World Health Organization

Wednesday, October 27, 2010

World Health Organization

A 45 minute drive brought us to Geneva, where the world health organization (WHO) is located. WHO is part of the United Nations (UN), but is mainly funded by the member states. The objective if the WHO is to attain for all people the highest level of health, where health is defined as a state of complete physical, mental, and social well-being and not mainly the absence of disease or infirmity.

After this 30 minute introduction by Mr. Peter Mertens, Dr. Danilo Lo Fo Wong, the head of the WHO health security and environmental department, talked to us about the role of his department. He gave more detailed insight in the food related issues addressed by WHO. Due to continuous movement of the world population, diseases are spreading faster introduces new challenges for scientists. The laboratory provides scientific advice for decision making concerning food safety issues.

Marcel Zwietering presented our university, laboratory and projects to interested people from WHO, after which Ms. Tanja Kuchenmüller presented about the work performed on estimating disease burden and how to bridge the gap between science and management concerning decision making. Dr. Kazuko Fukushima presented the procedures within the codex alimentarius to establish new food regulations. Afterwards she presented the role of WHO in providing scientific advice by means of organisations such as JECFA or JMPR.

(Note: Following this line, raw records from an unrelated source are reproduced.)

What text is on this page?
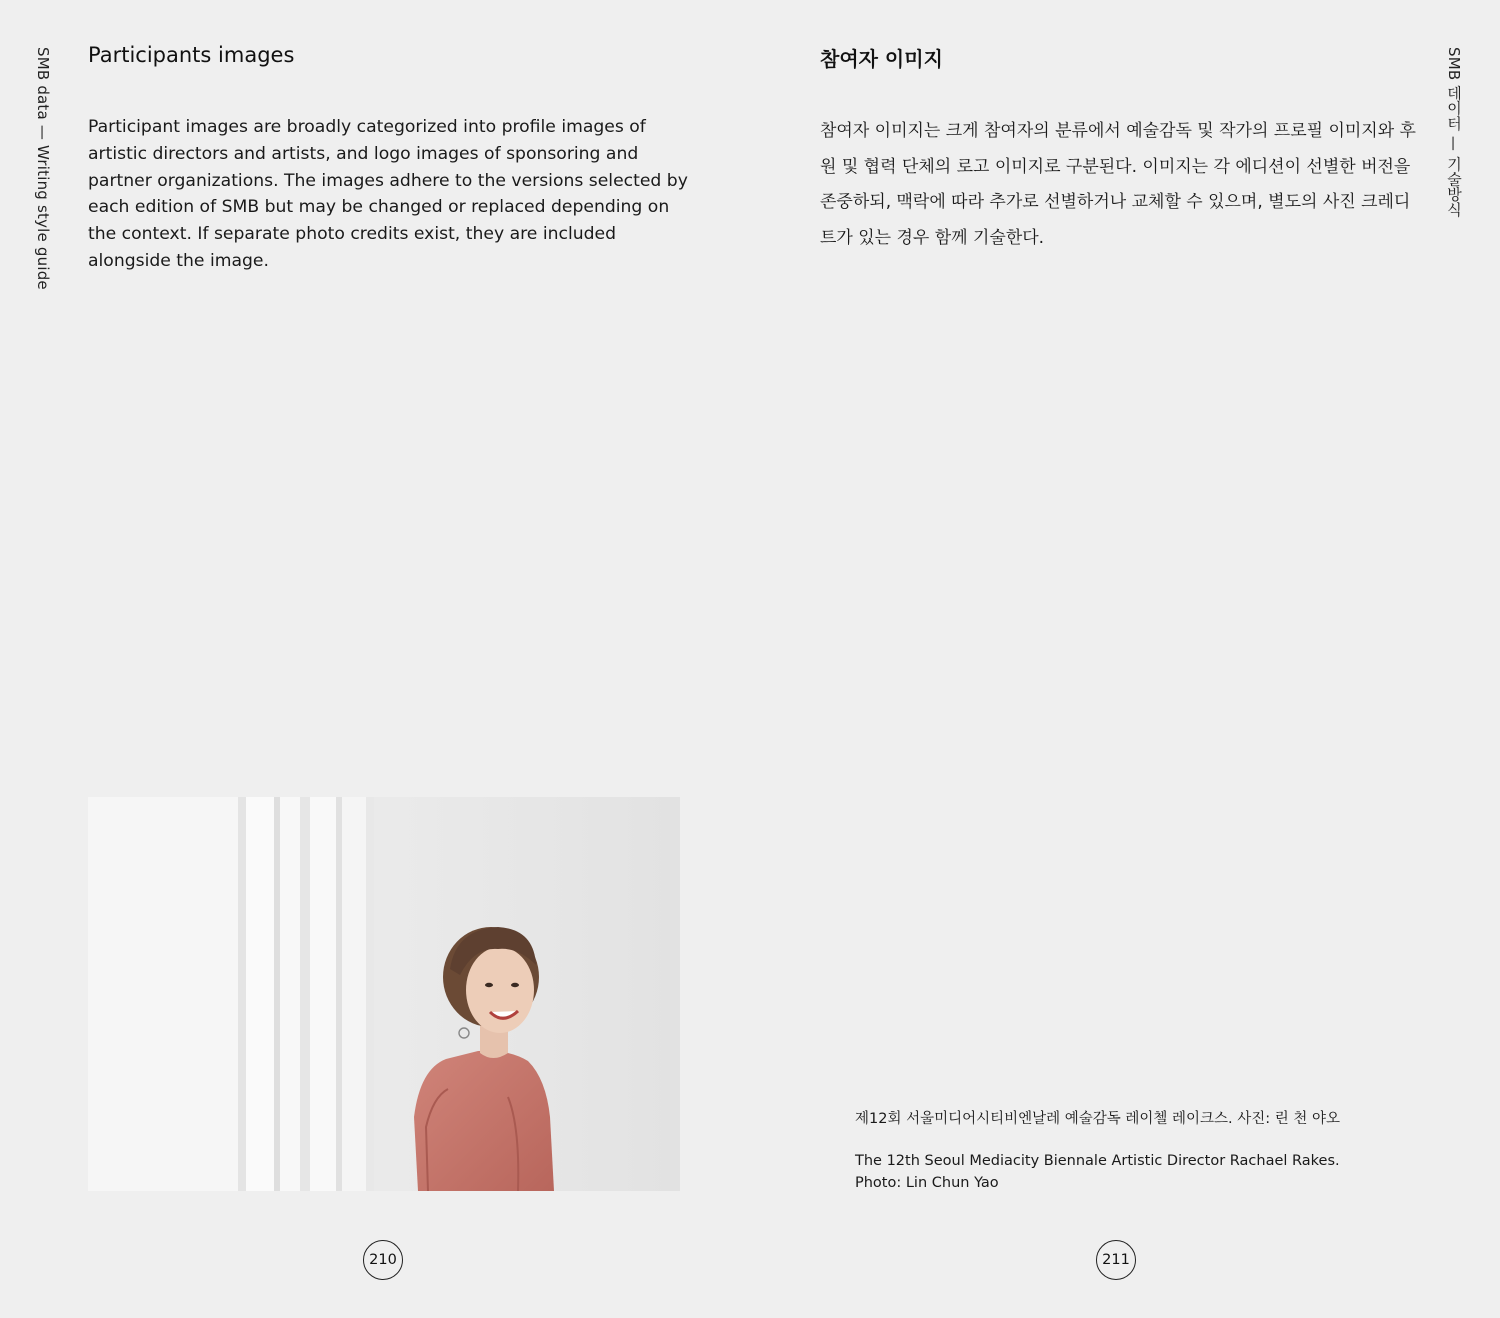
SMB data — Writing style guide Participants images

Participant images are broadly categorized into profile images of artistic directors and artists, and logo images of sponsoring and partner organizations. The images adhere to the versions selected by each edition of SMB but may be changed or replaced depending on the context. If separate photo credits exist, they are included alongside the image.

210
참여자 이미지

참여자 이미지는 크게 참여자의 분류에서 예술감독 및 작가의 프로필 이미지와 후원 및 협력 단체의 로고 이미지로 구분된다. 이미지는 각 에디션이 선별한 버전을 존중하되, 맥락에 따라 추가로 선별하거나 교체할 수 있으며, 별도의 사진 크레디트가 있는 경우 함께 기술한다.

SMB 데이터 — 기술방식
제12회 서울미디어시티비엔날레 예술감독 레이첼 레이크스. 사진: 린 천 야오
The 12th Seoul Mediacity Biennale Artistic Director Rachael Rakes.
Photo: Lin Chun Yao
211
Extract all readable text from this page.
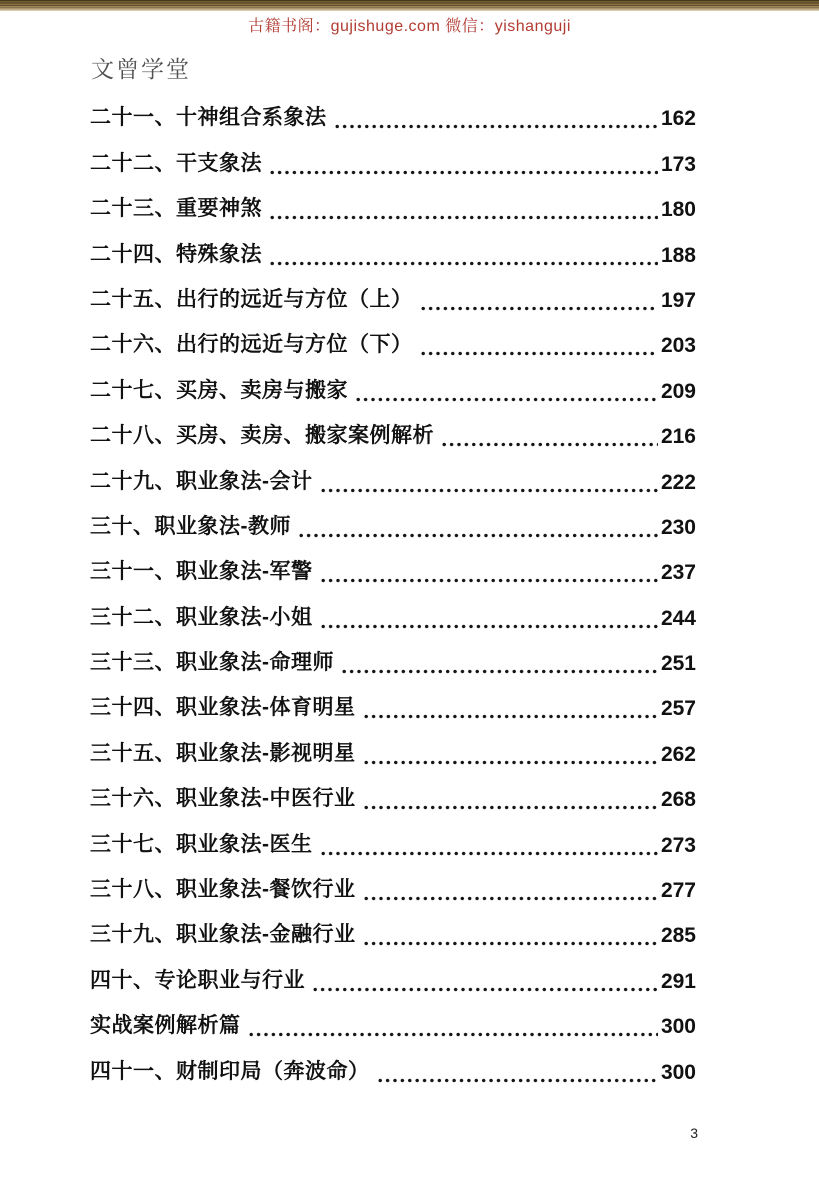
古籍书阁：gujishuge.com 微信：yishanguji
文曾学堂
二十一、十神组合系象法	162
二十二、干支象法	173
二十三、重要神煞	180
二十四、特殊象法	188
二十五、出行的远近与方位（上）	197
二十六、出行的远近与方位（下）	203
二十七、买房、卖房与搬家	209
二十八、买房、卖房、搬家案例解析	216
二十九、职业象法-会计	222
三十、职业象法-教师	230
三十一、职业象法-军警	237
三十二、职业象法-小姐	244
三十三、职业象法-命理师	251
三十四、职业象法-体育明星	257
三十五、职业象法-影视明星	262
三十六、职业象法-中医行业	268
三十七、职业象法-医生	273
三十八、职业象法-餐饮行业	277
三十九、职业象法-金融行业	285
四十、专论职业与行业	291
实战案例解析篇	300
四十一、财制印局（奔波命）	300
3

Dr. Awa aidara/Kane provided us with information about the approach against food borne antimicrobial resistance. Dr. Bernadette Abele/Ridder talked about the international food safety network (Infosan) and the WHO zoonosis strategy. Different organizations work together in these projects on the contamination risks at the human/animal interface and the “one world, one health” philosophy. Their main objectives are to define policies and sustainable programmes for prevention and control of priority zoonotic diseases, early detection and risks characterization, together with the appropriate response, and development of methods for countries for assessment.

Finally we visited the SHOC room in the WHO building, where people meet to coordinate help to countries facing immediate and serious problems such as flooding, earth quakes, or high levels of immediate, high impact diseases. In this center the latest technologies are present to communicate worldwide to coordinate the help and to obtain information for correct decision making.

After this flood of information, but with more knowledge about WHO and its role in the world and in science, we returned to Lausanne.